Add the following to each jar: 1 clove of garlic, 2 teaspoons of dill seeds (or 1 head of dill), and 1 bay leaf.
Raw pack the prepared green tomatoes into the jar, leaving 1/2-inch headspace.
Use your canning funnel and ladle to add hot brine over the tomatoes while maintaining a 1/2 inch headspace. Make sure the tomatoes are submerged under the brine. Remove any that stick out, and adjust the headspace again if needed.
Remove air bubbles with the bubble popper and wipe the rim. Center a lid on the jar, and screw on a band until it is fingertip tight. Use your jar lifter to place the jar back into the canner, and repeat with the remaining jars.

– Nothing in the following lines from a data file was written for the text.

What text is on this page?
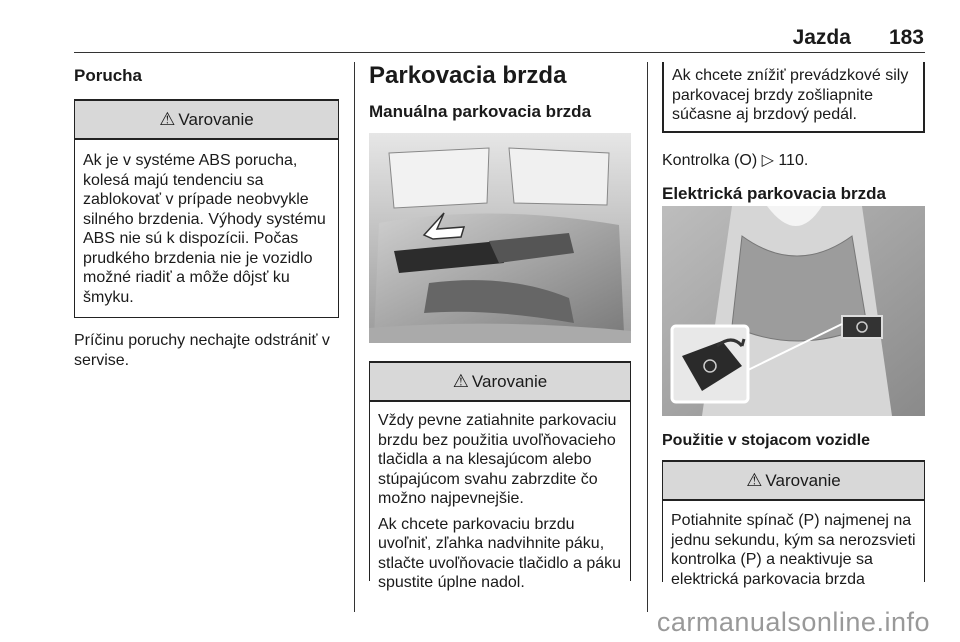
Jazda 183
Porucha
⚠ Varovanie
Ak je v systéme ABS porucha, kolesá majú tendenciu sa zablokovať v prípade neobvykle silného brzdenia. Výhody systému ABS nie sú k dispozícii. Počas prudkého brzdenia nie je vozidlo možné riadiť a môže dôjsť ku šmyku.
Príčinu poruchy nechajte odstrániť v servise.
Parkovacia brzda
Manuálna parkovacia brzda
⚠ Varovanie
Vždy pevne zatiahnite parkovaciu brzdu bez použitia uvoľňovacieho tlačidla a na klesajúcom alebo stúpajúcom svahu zabrzdite čo možno najpevnejšie.
Ak chcete parkovaciu brzdu uvoľniť, zľahka nadvihnite páku, stlačte uvoľňovacie tlačidlo a páku spustite úplne nadol.
Ak chcete znížiť prevádzkové sily parkovacej brzdy zošliapnite súčasne aj brzdový pedál.
Kontrolka (O) ▷ 110.
Elektrická parkovacia brzda
Použitie v stojacom vozidle
⚠ Varovanie
Potiahnite spínač (P) najmenej na jednu sekundu, kým sa nerozsvieti kontrolka (P) a neaktivuje sa elektrická parkovacia brzda
carmanualsonline.info
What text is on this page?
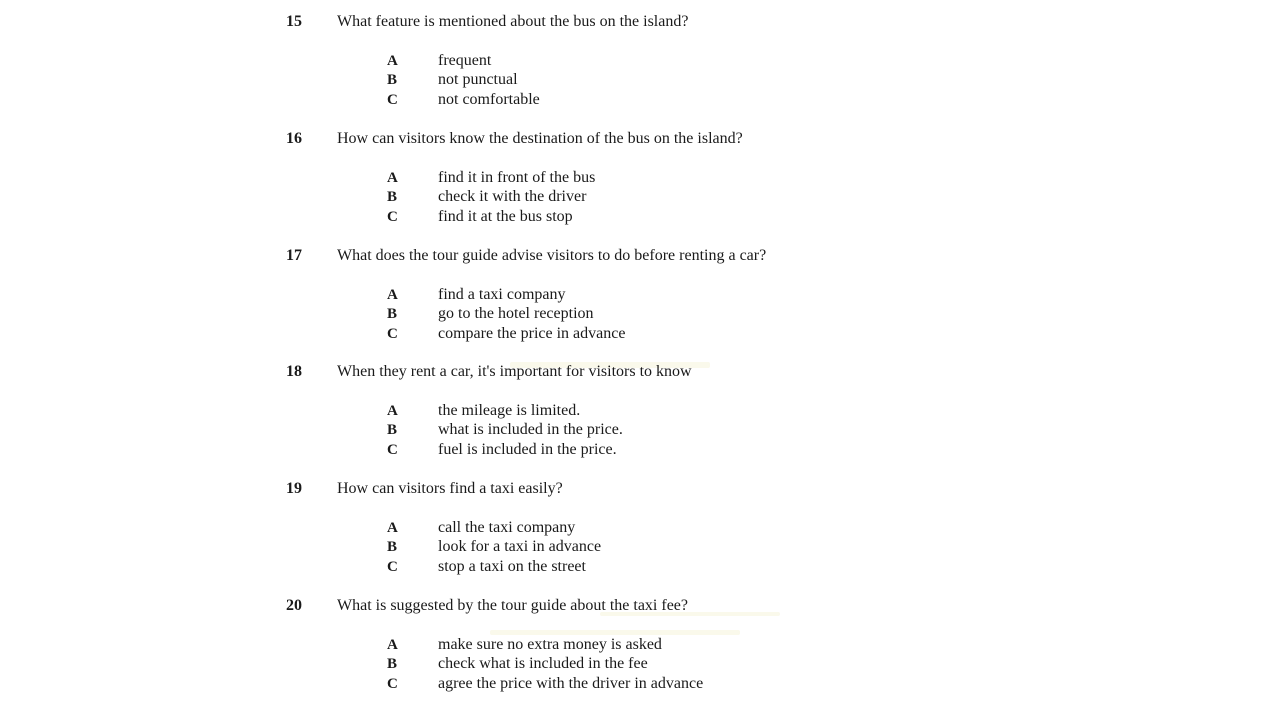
15 What feature is mentioned about the bus on the island?
A	frequent
B	not punctual
C	not comfortable
16 How can visitors know the destination of the bus on the island?
A	find it in front of the bus
B	check it with the driver
C	find it at the bus stop
17 What does the tour guide advise visitors to do before renting a car?
A	find a taxi company
B	go to the hotel reception
C	compare the price in advance
18 When they rent a car, it's important for visitors to know
A	the mileage is limited.
B	what is included in the price.
C	fuel is included in the price.
19 How can visitors find a taxi easily?
A	call the taxi company
B	look for a taxi in advance
C	stop a taxi on the street
20 What is suggested by the tour guide about the taxi fee?
A	make sure no extra money is asked
B	check what is included in the fee
C	agree the price with the driver in advance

Once jars are all in the canner, adjust the water level so it is 2-inches over the tops of the jars. Cover the canner and bring to boil over medium-high heat.
Once the water boils vigorously, set a timer, and continue boiling the jars for 15 minutes at altitudes of less than 1,000 feet. Adjust processing time for your altitude if necessary (See Note).
When the processing time is complete, turn off the heat, and remove the cover by tilting the lid away from you so that steam does not burn your face. Let the canner cool down and settle for 5-minutes.
Spread a dry kitchen towel on the counter. Use the jar lifter to remove the jars from the canner and place them on the towel. Keep the jars upright, and don't tighten bands or check the seals yet. Let the jars sit undisturbed for 12 to 24 hours to cool.
After 12 to 24 hours, check to be sure jar lids have sealed by pushing on the center of the cover. The lid should not pop up. If the top flexes up and down, it did not seal. Refrigerate jar and use up within several weeks.
Remove the screw-on bands and wash the jars. Label and date the jars. Store in a cool, dark location. Allow 4 to 5 weeks before opening for the pickling brine to infuse and develop flavor.
Use home canned jars within 12 to 18 months for the best flavor. The recipe makes about 6-pint jars of pickled green tomatoes.